How does SwachBin work?
SwachBin is equipped with Raspberry Pi and is connected to a camera that takes a picture of the trash. With the help of computer vision, the system predicts the trash and classifies the image accordingly. Based on the result, an electrical signal is sent to the servo motor to rotate which in turn opens the trash can lid either to the left or right, depending on the recyclable or non-recyclable classification.
Once the waste is segregated within the bin, the level of trash is monitored in real time by an ultrasonic sensor. Upon reaching the ‘set’ threshold, the ultrasonic sensor notifies the municipal corporation so they can plan a pick up for the trash. “The IOT dashboard shows how full the bin is. Once filled up to 80% capacity, it sends a notification to BBMP for collection,” said Athinarayanan.
“Due to the infusion of AI/ML and advanced hardware, it is possible to detect the type of trash with high accuracy and also through the use of NLP (text-to-speech), we can educate the user on the type of waste they are disposing of. Upon research, we found no existing solution that would be a combination of high-tech and yet highly affordable in this segment,” he said.
The steps involved
1. The waste material/trash is presented in front of the camera that is connected to the SwachBin (powered by Raspberry Pi).
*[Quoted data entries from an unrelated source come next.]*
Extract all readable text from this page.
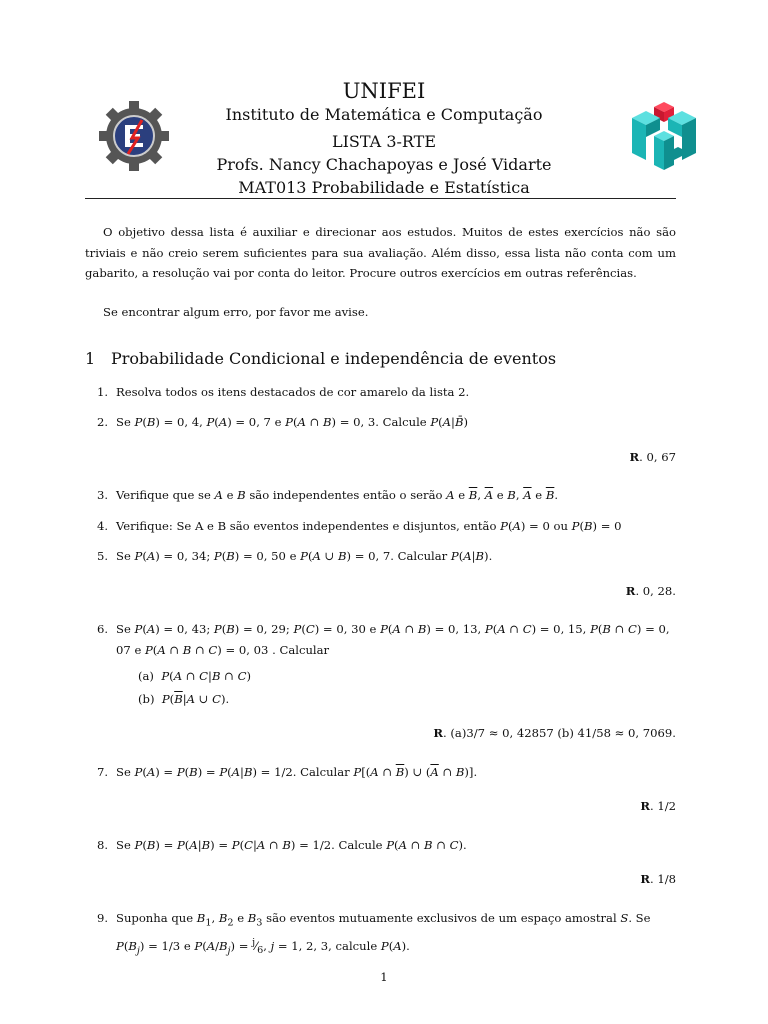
UNIFEI
Instituto de Matemática e Computação
LISTA 3-RTE
Profs. Nancy Chachapoyas e José Vidarte
MAT013 Probabilidade e Estatística

O objetivo dessa lista é auxiliar e direcionar aos estudos. Muitos de estes exercícios não são triviais e não creio serem suficientes para sua avaliação. Além disso, essa lista não conta com um gabarito, a resolução vai por conta do leitor. Procure outros exercícios em outras referências.

Se encontrar algum erro, por favor me avise.

1 Probabilidade Condicional e independência de eventos
1. Resolva todos os itens destacados de cor amarelo da lista 2.
2. Se P(B) = 0, 4, P(A) = 0, 7 e P(A ∩ B) = 0, 3. Calcule P(A|B̄)
R. 0, 67
3. Verifique que se A e B são independentes então o serão A e $\overline{B}$, $\overline{A}$ e B, $\overline{A}$ e $\overline{B}$.
4. Verifique: Se A e B são eventos independentes e disjuntos, então P(A) = 0 ou P(B) = 0
5. Se P(A) = 0, 34; P(B) = 0, 50 e P(A ∪ B) = 0, 7. Calcular P(A|B).
R. 0, 28.
6. Se P(A) = 0, 43; P(B) = 0, 29; P(C) = 0, 30 e P(A ∩ B) = 0, 13, P(A ∩ C) = 0, 15, P(B ∩ C) = 0, 07 e P(A ∩ B ∩ C) = 0, 03 . Calcular
(a)  P(A ∩ C|B ∩ C)
(b)  $P(\overline{B}|A$ ∪ C).
R. (a)3/7 ≈ 0, 42857 (b) 41/58 ≈ 0, 7069.
7. Se P(A) = P(B) = P(A|B) = 1/2. Calcular P[(A ∩ $\overline{B}$) ∪ ($\overline{A}$ ∩ B)].
R. 1/2
8. Se P(B) = P(A|B) = P(C|A ∩ B) = 1/2. Calcule P(A ∩ B ∩ C).
R. 1/8
9. Suponha que $B_1$, $B_2$ e $B_3$ são eventos mutuamente exclusivos de um espaço amostral S. Se $P(B_j) = 1/3$ e $P(A/B_j)$ = $^j⁄_6$, j = 1, 2, 3, calcule P(A).
1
2. The captured image of the waste is sent to the Raspberry Pi.
3. The AI engine processes the image and identifies the class of the trash and the category it belongs to. SwachBin uses the Resnet algorithm that has a very deep network of up to 152 layers by learning the residual representation functions instead of learning the signal representation directly.
4. Depending on the classification, the AI engine sends the corresponding signal to the servo motor to open the respective lid of the bin.
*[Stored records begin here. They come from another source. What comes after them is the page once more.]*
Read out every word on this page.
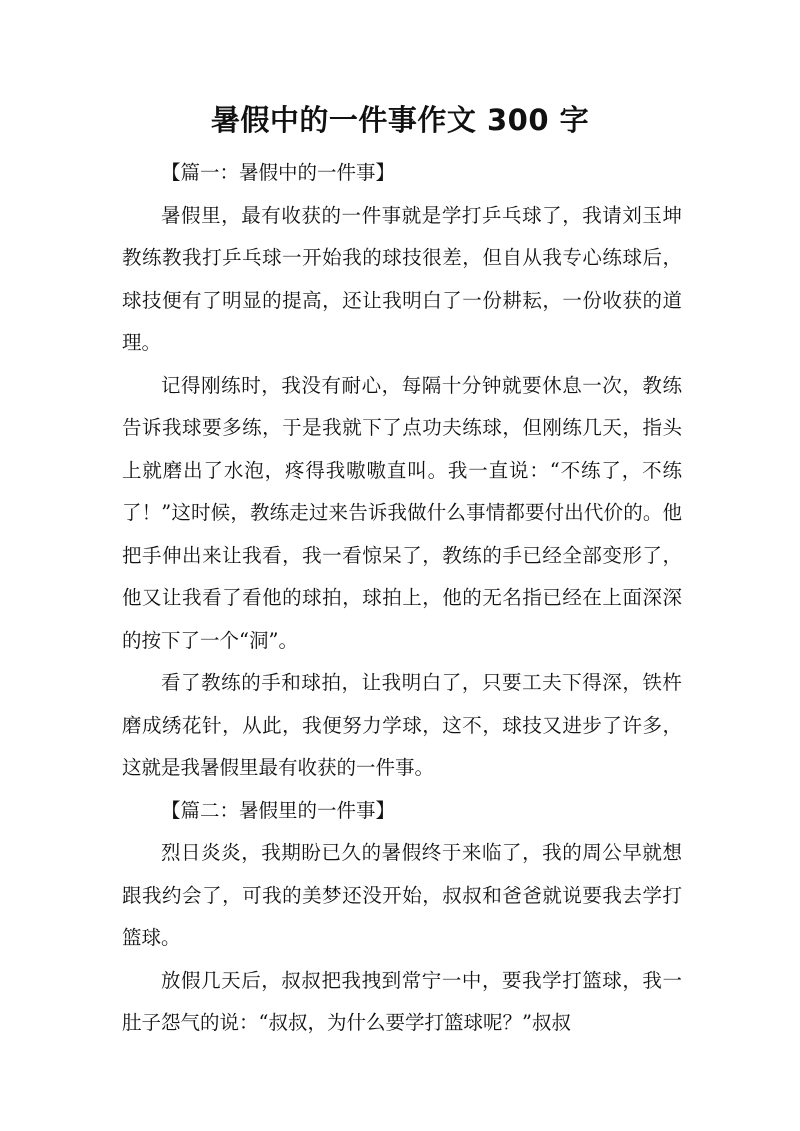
暑假中的一件事作文 300 字

【篇一：暑假中的一件事】

暑假里，最有收获的一件事就是学打乒乓球了，我请刘玉坤教练教我打乒乓球一开始我的球技很差，但自从我专心练球后，球技便有了明显的提高，还让我明白了一份耕耘，一份收获的道理。

记得刚练时，我没有耐心，每隔十分钟就要休息一次，教练告诉我球要多练，于是我就下了点功夫练球，但刚练几天，指头上就磨出了水泡，疼得我嗷嗷直叫。我一直说：“不练了，不练了！”这时候，教练走过来告诉我做什么事情都要付出代价的。他把手伸出来让我看，我一看惊呆了，教练的手已经全部变形了，他又让我看了看他的球拍，球拍上，他的无名指已经在上面深深的按下了一个“洞”。

看了教练的手和球拍，让我明白了，只要工夫下得深，铁杵磨成绣花针，从此，我便努力学球，这不，球技又进步了许多，这就是我暑假里最有收获的一件事。

【篇二：暑假里的一件事】

烈日炎炎，我期盼已久的暑假终于来临了，我的周公早就想跟我约会了，可我的美梦还没开始，叔叔和爸爸就说要我去学打篮球。

放假几天后，叔叔把我拽到常宁一中，要我学打篮球，我一肚子怨气的说：“叔叔，为什么要学打篮球呢？”叔叔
5. Classification details are further stored in the SQL database.
6. Activity details get updated in the Docker container.
7. Depending on the class type of the trash, the LED indicator is turned ON and the speaker conveys the same information as a voice message to the user.
8. The ultrasonic sensor senses the trash level and sends the information to the flask app to be displayed in the dashboard.
9. All the information gets displayed in the IoT dashboard.
“In the next six months, we plan to further develop the model by integrating real time regional language translations to help the common citizen,” said Athinarayanan.